Clergy and laity are taught to be professional, to pursue excellence, and surely God is embarrassed by Christians who wear ridiculous clothes and act like cads. But how do we flee the devil’s snare? How do we avoid being lured into a veneer of respectability that neuters the gospel we were ordained to bear awkwardly and pointedly? Is our vocation always to be gentle, which comes off as being saccharine or vapid? Or to be more infantlike, raising a voice, demanding some reply, shedding tears right out in the open, following Jesus into unpleasant, dirty places, risking the evaluation that we are idiots?
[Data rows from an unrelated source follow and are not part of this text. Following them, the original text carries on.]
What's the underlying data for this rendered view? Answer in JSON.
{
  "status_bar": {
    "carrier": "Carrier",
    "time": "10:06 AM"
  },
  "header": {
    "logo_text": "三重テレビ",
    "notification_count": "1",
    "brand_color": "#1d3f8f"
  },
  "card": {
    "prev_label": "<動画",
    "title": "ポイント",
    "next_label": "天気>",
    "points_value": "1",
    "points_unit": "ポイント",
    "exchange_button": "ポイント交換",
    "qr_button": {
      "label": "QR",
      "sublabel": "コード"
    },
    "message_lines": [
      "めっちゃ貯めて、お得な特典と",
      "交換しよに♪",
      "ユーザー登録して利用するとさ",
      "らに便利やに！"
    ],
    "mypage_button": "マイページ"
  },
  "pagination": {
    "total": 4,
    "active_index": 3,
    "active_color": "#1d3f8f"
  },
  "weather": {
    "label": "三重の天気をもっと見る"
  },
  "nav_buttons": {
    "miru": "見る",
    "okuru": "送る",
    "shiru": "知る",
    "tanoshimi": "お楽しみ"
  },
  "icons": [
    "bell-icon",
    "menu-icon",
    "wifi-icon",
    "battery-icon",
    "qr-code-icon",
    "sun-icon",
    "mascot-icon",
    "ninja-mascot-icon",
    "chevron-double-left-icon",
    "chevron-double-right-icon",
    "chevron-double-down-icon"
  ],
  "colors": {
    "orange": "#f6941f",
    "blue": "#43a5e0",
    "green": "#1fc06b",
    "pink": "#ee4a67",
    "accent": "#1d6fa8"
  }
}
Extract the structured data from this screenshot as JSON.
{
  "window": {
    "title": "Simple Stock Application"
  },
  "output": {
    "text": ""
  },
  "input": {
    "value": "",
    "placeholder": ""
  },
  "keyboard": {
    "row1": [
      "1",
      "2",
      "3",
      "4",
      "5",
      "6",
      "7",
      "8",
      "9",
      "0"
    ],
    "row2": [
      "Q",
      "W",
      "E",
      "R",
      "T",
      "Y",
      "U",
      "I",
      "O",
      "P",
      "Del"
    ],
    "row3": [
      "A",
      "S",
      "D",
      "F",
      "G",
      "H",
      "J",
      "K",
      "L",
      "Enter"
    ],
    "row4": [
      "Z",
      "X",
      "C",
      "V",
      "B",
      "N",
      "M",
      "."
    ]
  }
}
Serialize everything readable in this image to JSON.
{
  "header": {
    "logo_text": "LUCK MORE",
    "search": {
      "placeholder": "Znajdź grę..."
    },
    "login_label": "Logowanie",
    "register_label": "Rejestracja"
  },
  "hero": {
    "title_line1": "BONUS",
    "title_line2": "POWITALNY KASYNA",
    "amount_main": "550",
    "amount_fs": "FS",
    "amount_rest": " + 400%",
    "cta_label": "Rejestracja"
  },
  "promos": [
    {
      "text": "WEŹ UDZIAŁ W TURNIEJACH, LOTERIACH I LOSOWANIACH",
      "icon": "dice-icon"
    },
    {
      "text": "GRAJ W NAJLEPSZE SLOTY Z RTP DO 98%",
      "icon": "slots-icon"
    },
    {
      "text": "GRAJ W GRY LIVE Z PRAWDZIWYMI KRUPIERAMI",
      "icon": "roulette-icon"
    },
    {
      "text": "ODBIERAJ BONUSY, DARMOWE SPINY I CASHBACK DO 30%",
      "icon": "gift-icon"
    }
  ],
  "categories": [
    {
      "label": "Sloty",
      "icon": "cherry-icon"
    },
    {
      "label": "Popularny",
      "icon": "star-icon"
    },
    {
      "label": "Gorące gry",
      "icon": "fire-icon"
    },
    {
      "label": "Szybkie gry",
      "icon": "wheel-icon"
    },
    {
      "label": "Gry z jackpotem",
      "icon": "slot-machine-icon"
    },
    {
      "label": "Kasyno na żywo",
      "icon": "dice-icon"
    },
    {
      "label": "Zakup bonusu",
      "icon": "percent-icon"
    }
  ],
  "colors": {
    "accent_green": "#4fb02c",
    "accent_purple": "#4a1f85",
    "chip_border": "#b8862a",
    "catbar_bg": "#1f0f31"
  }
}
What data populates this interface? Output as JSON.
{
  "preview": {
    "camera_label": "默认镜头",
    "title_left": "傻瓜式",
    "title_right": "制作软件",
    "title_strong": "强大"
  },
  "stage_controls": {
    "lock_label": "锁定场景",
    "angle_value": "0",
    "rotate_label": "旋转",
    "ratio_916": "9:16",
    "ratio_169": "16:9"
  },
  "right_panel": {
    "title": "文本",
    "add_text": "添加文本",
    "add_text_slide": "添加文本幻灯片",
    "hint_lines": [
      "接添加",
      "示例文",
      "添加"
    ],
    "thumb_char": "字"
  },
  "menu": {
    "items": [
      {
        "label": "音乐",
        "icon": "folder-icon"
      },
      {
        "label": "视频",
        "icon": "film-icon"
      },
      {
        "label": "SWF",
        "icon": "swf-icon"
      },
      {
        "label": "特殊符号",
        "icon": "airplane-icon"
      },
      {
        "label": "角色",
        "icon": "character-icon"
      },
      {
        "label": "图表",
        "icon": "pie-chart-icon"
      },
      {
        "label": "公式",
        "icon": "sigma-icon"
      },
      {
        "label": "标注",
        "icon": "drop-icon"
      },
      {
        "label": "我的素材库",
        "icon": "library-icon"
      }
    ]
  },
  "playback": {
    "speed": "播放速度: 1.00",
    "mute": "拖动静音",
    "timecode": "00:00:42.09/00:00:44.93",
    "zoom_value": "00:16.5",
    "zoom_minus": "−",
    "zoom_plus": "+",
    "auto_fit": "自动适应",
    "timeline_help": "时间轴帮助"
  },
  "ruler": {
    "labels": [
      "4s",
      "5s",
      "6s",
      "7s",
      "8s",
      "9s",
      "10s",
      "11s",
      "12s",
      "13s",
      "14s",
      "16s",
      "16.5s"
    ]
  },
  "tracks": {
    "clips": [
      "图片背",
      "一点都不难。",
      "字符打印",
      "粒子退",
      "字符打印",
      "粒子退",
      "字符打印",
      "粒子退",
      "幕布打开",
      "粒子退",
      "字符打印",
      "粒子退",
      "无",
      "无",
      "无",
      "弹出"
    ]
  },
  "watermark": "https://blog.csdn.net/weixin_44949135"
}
Never forgetting Paul’s total lack of modesty, we set out to live differently. John Chrysostom instructed his congregation on how to win over unbelievers: “Let us astound them by our way of life. This is the unanswerable argument. Though we give 10,000 precepts in words, if we do not exhibit a far better life, we gain nothing. It is not what is said that draws their attention, but what we do. Let us win them therefore by our life.” You’ll miss a few parties; you won’t get invited certain places. Most adults on the prowl for a quiet evening prefer peace and quiet and therefore will not get near the baby. It’s OK. In The Lord of the Rings, the wise wizard Gandalf tells the hobbits, “Let folly be our cloak.” Folly worked pretty well for Jesus, Paul, St. Francis and a holy host of others . . . or we might say it didn’t “work well,” but was faithful and strangely powerful in an infant, toddling kind of way.